The amyloid precursor protein (APP) family, consisting of APP and its homologues APLP1 and APLP2, plays important roles during development. Although APP has been extensively studied due to its involvement in Alzheimer’s disease (AD), the regulatory mechanisms governing APP family expression and the physiological functions of APLP proteins during development remain incompletely understood.
In paper I, we first demonstrated that mutations introducing premature termination codons (PTCs) in the zebrafish appb gene induce transcriptional adaptation (TA), resulting in upregulation of appa and aplp2, independently of Appb protein levels. We also showed that TA is activated through nonsense-mediated mRNA decay (NMD) and highlighted the roles of upf1 and upf2 in fine-tuning App family members.
In paper II, we generated appa and appb transgenic zebrafish models using CRISPR/Cas9-mediated targeted knock-in, carrying a NanoLuciferase (NLuc) reporter upstream of the start codon to enable sensitive in vivo quantification of App expression. We then validated the NLuc model by treating larvae with drugs known to reduce App protein levels in other species, including cycloheximide, phenserine, and buntanetap, and observed similar responses in zebrafish.
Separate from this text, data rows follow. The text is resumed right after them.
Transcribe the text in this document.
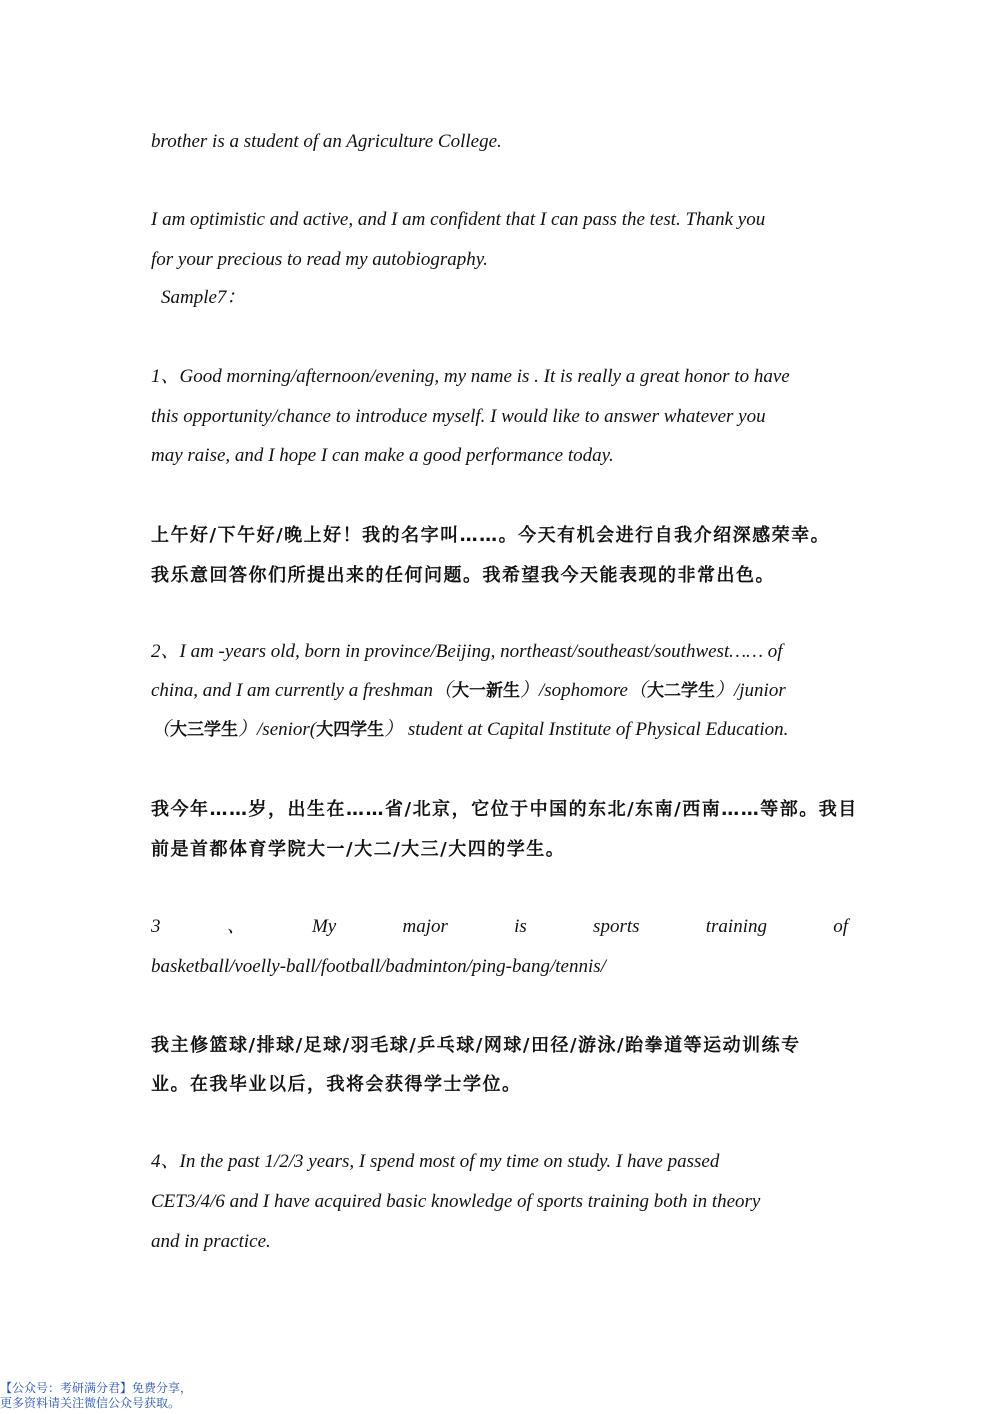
brother is a student of an Agriculture College.
I am optimistic and active, and I am confident that I can pass the test. Thank you
for your precious to read my autobiography.
Sample7：
1、Good morning/afternoon/evening, my name is . It is really a great honor to have
this opportunity/chance to introduce myself. I would like to answer whatever you
may raise, and I hope I can make a good performance today.
上午好/下午好/晚上好！我的名字叫……。今天有机会进行自我介绍深感荣幸。
我乐意回答你们所提出来的任何问题。我希望我今天能表现的非常出色。
2、I am -years old, born in province/Beijing, northeast/southeast/southwest…… of
china, and I am currently a freshman（大一新生）/sophomore（大二学生）/junior
（大三学生）/senior(大四学生） student at Capital Institute of Physical Education.
我今年……岁，出生在……省/北京，它位于中国的东北/东南/西南……等部。我目
前是首都体育学院大一/大二/大三/大四的学生。
3	、	My	major	is	sports	training	of
basketball/voelly-ball/football/badminton/ping-bang/tennis/
我主修篮球/排球/足球/羽毛球/乒乓球/网球/田径/游泳/跆拳道等运动训练专
业。在我毕业以后，我将会获得学士学位。
4、In the past 1/2/3 years, I spend most of my time on study. I have passed
CET3/4/6 and I have acquired basic knowledge of sports training both in theory
and in practice.
【公众号：考研满分君】免费分享，
更多资料请关注微信公众号获取。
Finally, in paper III, we used aplp1 and aplp2 knock-in and knockout models to investigate the expression pattern and functional roles of these two genes during development. Using endogenous fluorescent reporters and loss-of-function mutants, we found out that Aplp1 and Aplp2 together perform essential and distinct developmental functions during vertebrate sensory organ and lateral line formation.
In conclusion, this thesis provides insights into App family regulation and the roles of Aplp1 and Aplp2 on the lateral line formation during development, in addition to introducing a zebrafish-based model suitable for high-throughput screening of App modulators.